There are three reasons for counting syllables like this.

Firstly, puppets are more fun than tapping or clapping.

Secondly, syllables are mouthfuls of sound, so it makes sense to use something that has a "mouth" when teaching children the skills of identifying and counting syllables.

Puppets (hopefully, like people) keep their mouths closed when they are not talking. Each time a puppet says a syllable, it opens and closes its mouth once. You can watch this, and count how many times the mouth opens and closes. So a puppet with a mouth is just a more relevant way to teach counting syllables than tapping or clapping.

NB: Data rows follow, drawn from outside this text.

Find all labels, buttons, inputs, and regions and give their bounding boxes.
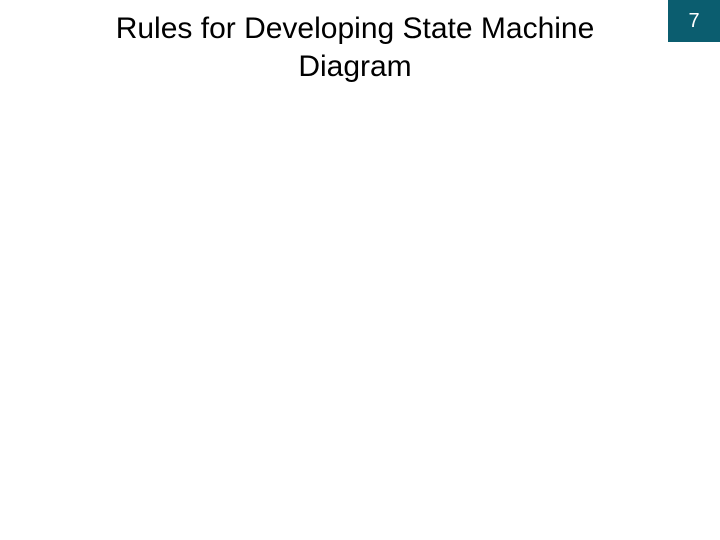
title-line-2: Diagram bbox=[298, 50, 411, 83]
page-number: 7 bbox=[688, 10, 699, 33]
page-number-box: 7 bbox=[668, 0, 720, 42]
slide-title: Rules for Developing State Machine Diagr… bbox=[50, 10, 660, 85]
title-container: Rules for Developing State Machine Diagr… bbox=[50, 10, 660, 85]
title-line-1: Rules for Developing State Machine bbox=[116, 12, 595, 45]
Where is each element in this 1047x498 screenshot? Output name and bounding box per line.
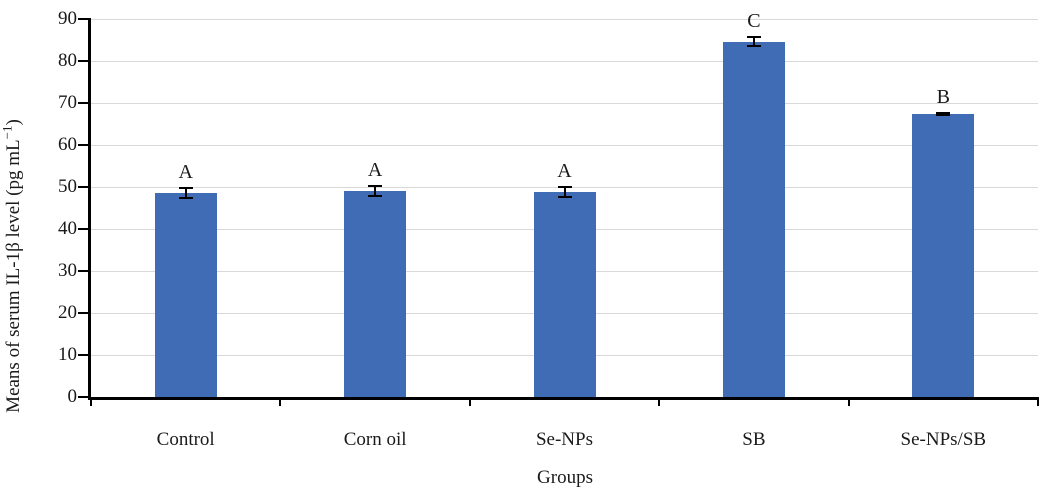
significance-letter-se-nps: A	[557, 160, 572, 182]
x-axis-tick	[468, 397, 471, 406]
gridline-70	[91, 102, 1038, 104]
y-tick-label: 70	[58, 92, 77, 113]
plot-area: 0 10 20 30 40 50 60 70 80 90 A Control A Corn oil A Se-…	[58, 8, 1039, 450]
error-bar-bottom-cap	[557, 196, 572, 199]
significance-letter-corn-oil: A	[367, 159, 383, 182]
y-axis-tick	[78, 18, 91, 20]
x-axis-tick	[1037, 397, 1039, 406]
y-tick-label: 10	[58, 344, 77, 365]
y-axis-tick	[78, 228, 91, 230]
bar-corn-oil	[344, 191, 407, 397]
category-label-se-nps-sb: Se-NPs/SB	[900, 429, 987, 450]
bar-se-nps	[533, 192, 596, 397]
error-bar-bottom-cap	[936, 114, 951, 117]
y-axis-tick	[78, 186, 91, 188]
y-axis-tick	[78, 354, 91, 356]
y-tick-label: 80	[58, 50, 77, 71]
y-axis-tick	[78, 102, 91, 104]
gridline-80	[91, 60, 1038, 62]
x-axis-title: Groups	[537, 467, 593, 488]
error-bar-top-cap	[178, 187, 193, 190]
y-tick-label: 40	[58, 218, 77, 239]
y-tick-label: 60	[58, 134, 77, 155]
category-label-control: Control	[156, 429, 215, 450]
y-tick-label: 20	[58, 302, 77, 323]
x-axis-tick	[847, 397, 850, 406]
significance-letter-sb: C	[747, 10, 761, 33]
x-axis-tick	[658, 397, 661, 406]
error-bar-top-cap	[557, 186, 572, 188]
y-tick-label: 30	[58, 260, 77, 281]
y-axis-tick	[78, 144, 91, 146]
error-bar-top-cap	[368, 185, 383, 188]
y-tick-label: 50	[58, 176, 77, 197]
gridline-60	[91, 144, 1038, 146]
y-axis-tick	[78, 270, 91, 272]
x-axis-tick	[90, 397, 92, 406]
error-bar-sb	[752, 37, 755, 46]
y-tick-label: 0	[67, 386, 78, 407]
significance-letter-se-nps-sb: B	[936, 85, 950, 108]
error-bar-se-nps	[563, 187, 566, 198]
y-axis-tick	[78, 312, 91, 314]
y-tick-label: 90	[58, 8, 77, 29]
error-bar-se-nps-sb	[942, 112, 945, 116]
error-bar-corn-oil	[374, 186, 377, 197]
bar-se-nps-sb	[912, 113, 975, 397]
significance-letter-control: A	[178, 161, 193, 184]
y-axis-title: Means of serum IL-1β level (pg mL−1)	[0, 66, 26, 466]
y-axis-title-text: Means of serum IL-1β level (pg mL	[3, 139, 24, 413]
error-bar-bottom-cap	[178, 197, 193, 200]
error-bar-top-cap	[936, 111, 951, 114]
error-bar-top-cap	[746, 36, 761, 39]
category-label-se-nps: Se-NPs	[535, 429, 593, 450]
y-axis-tick	[78, 60, 91, 62]
y-axis-tick	[78, 396, 91, 398]
bar-control	[154, 193, 217, 397]
error-bar-bottom-cap	[368, 195, 383, 198]
category-label-sb: SB	[742, 429, 766, 450]
x-axis-tick	[279, 397, 282, 406]
bar-sb	[722, 41, 785, 397]
category-label-corn-oil: Corn oil	[343, 429, 407, 450]
y-axis-title-close: )	[3, 119, 24, 126]
error-bar-bottom-cap	[746, 44, 761, 47]
y-axis-title-superscript: −1	[0, 125, 15, 140]
gridline-90	[91, 18, 1038, 20]
error-bar-control	[184, 188, 187, 199]
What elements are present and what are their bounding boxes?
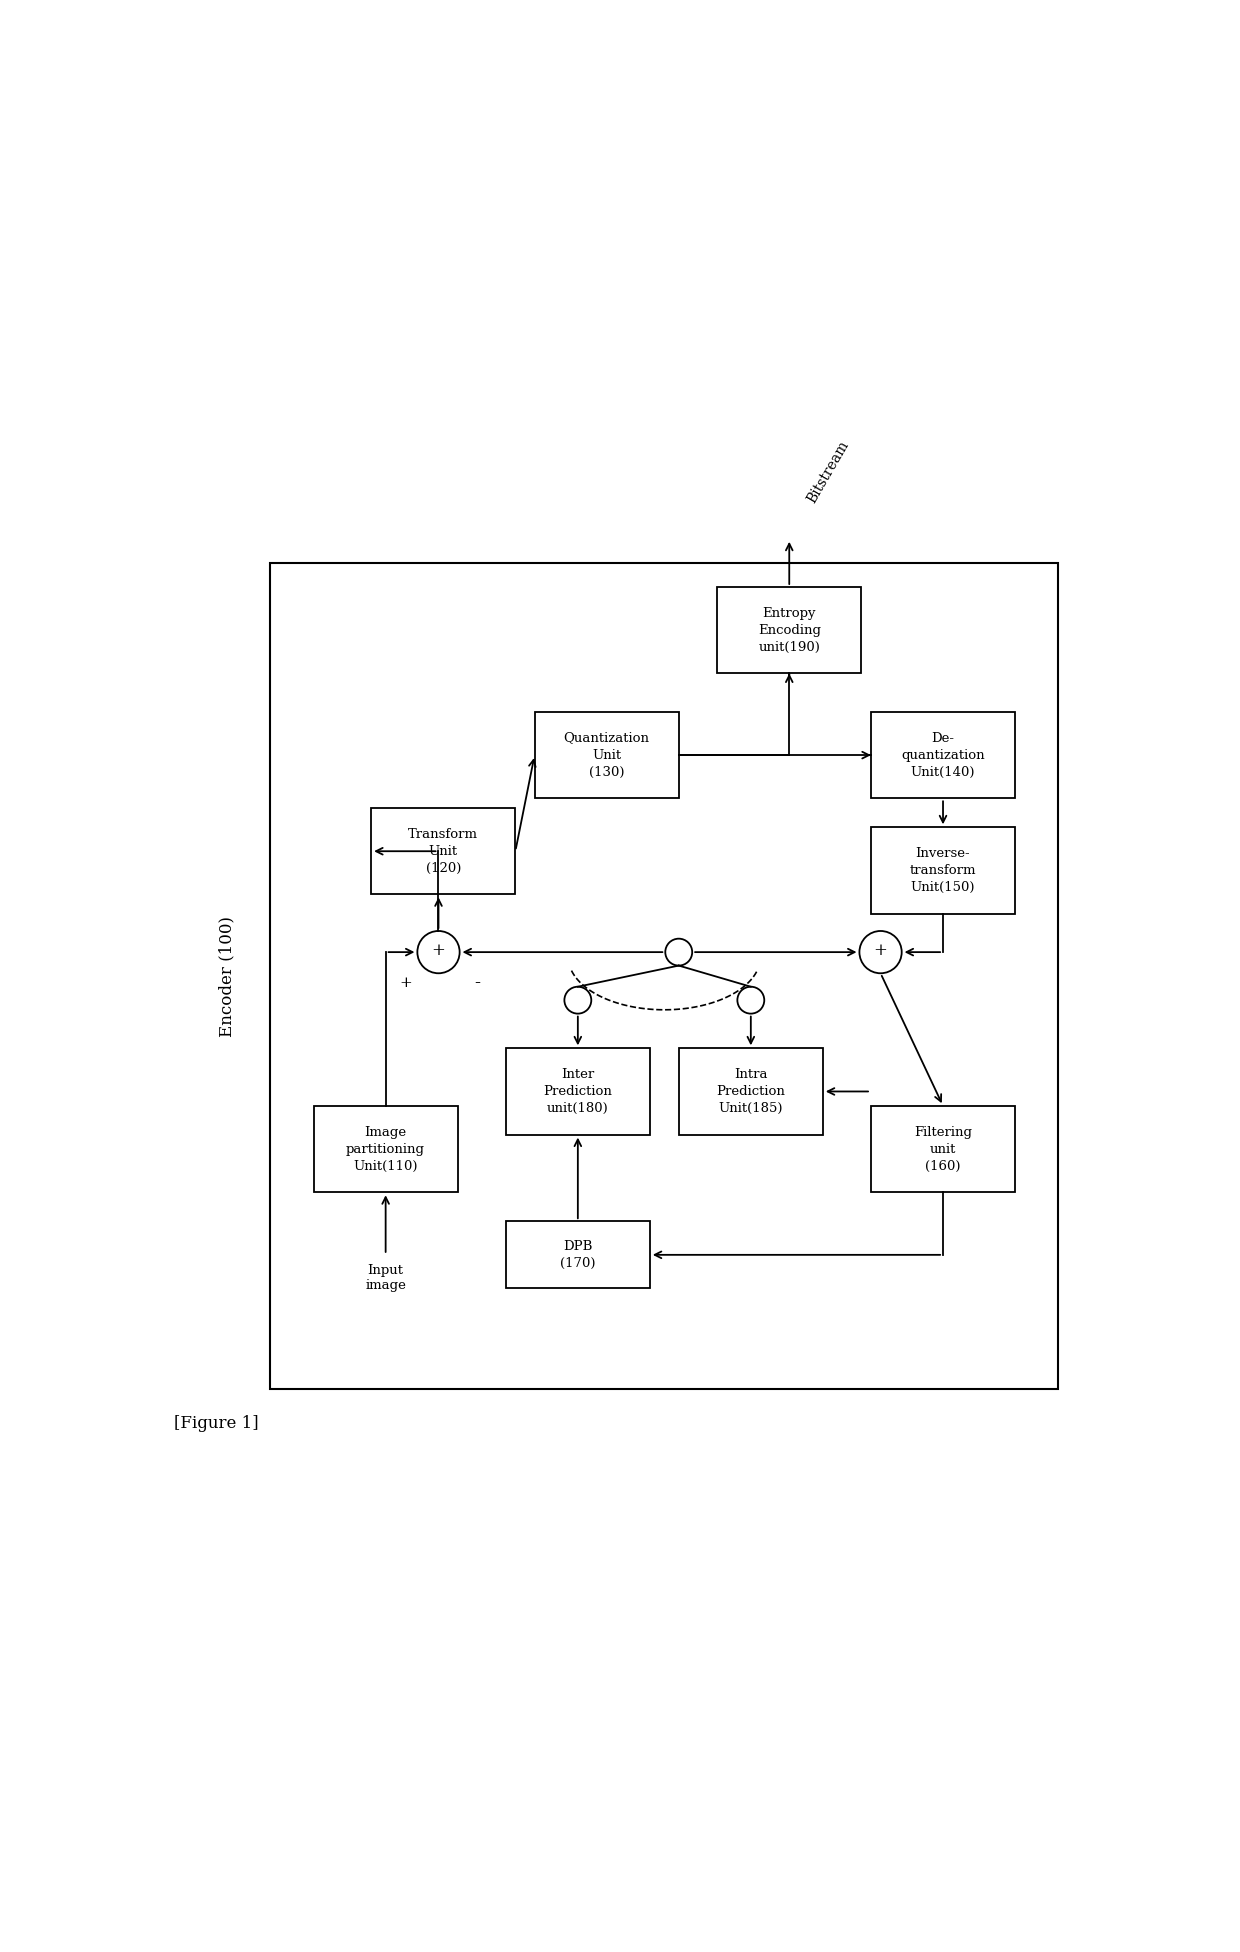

The third reason for counting syllables with puppets relates to the types of vowels in English, of which there are three, which have names like strange unpronounceable undergarments:

  • Monophthongs: static, single vowels – your mouth doesn't move when you say them,
  • Diphthongs: your mouth starts in one position but then moves to another position, so they are technically two vowels,
  • Triphthongs: your mouth starts in one position but then moves to two other positions, so they are technically three vowels.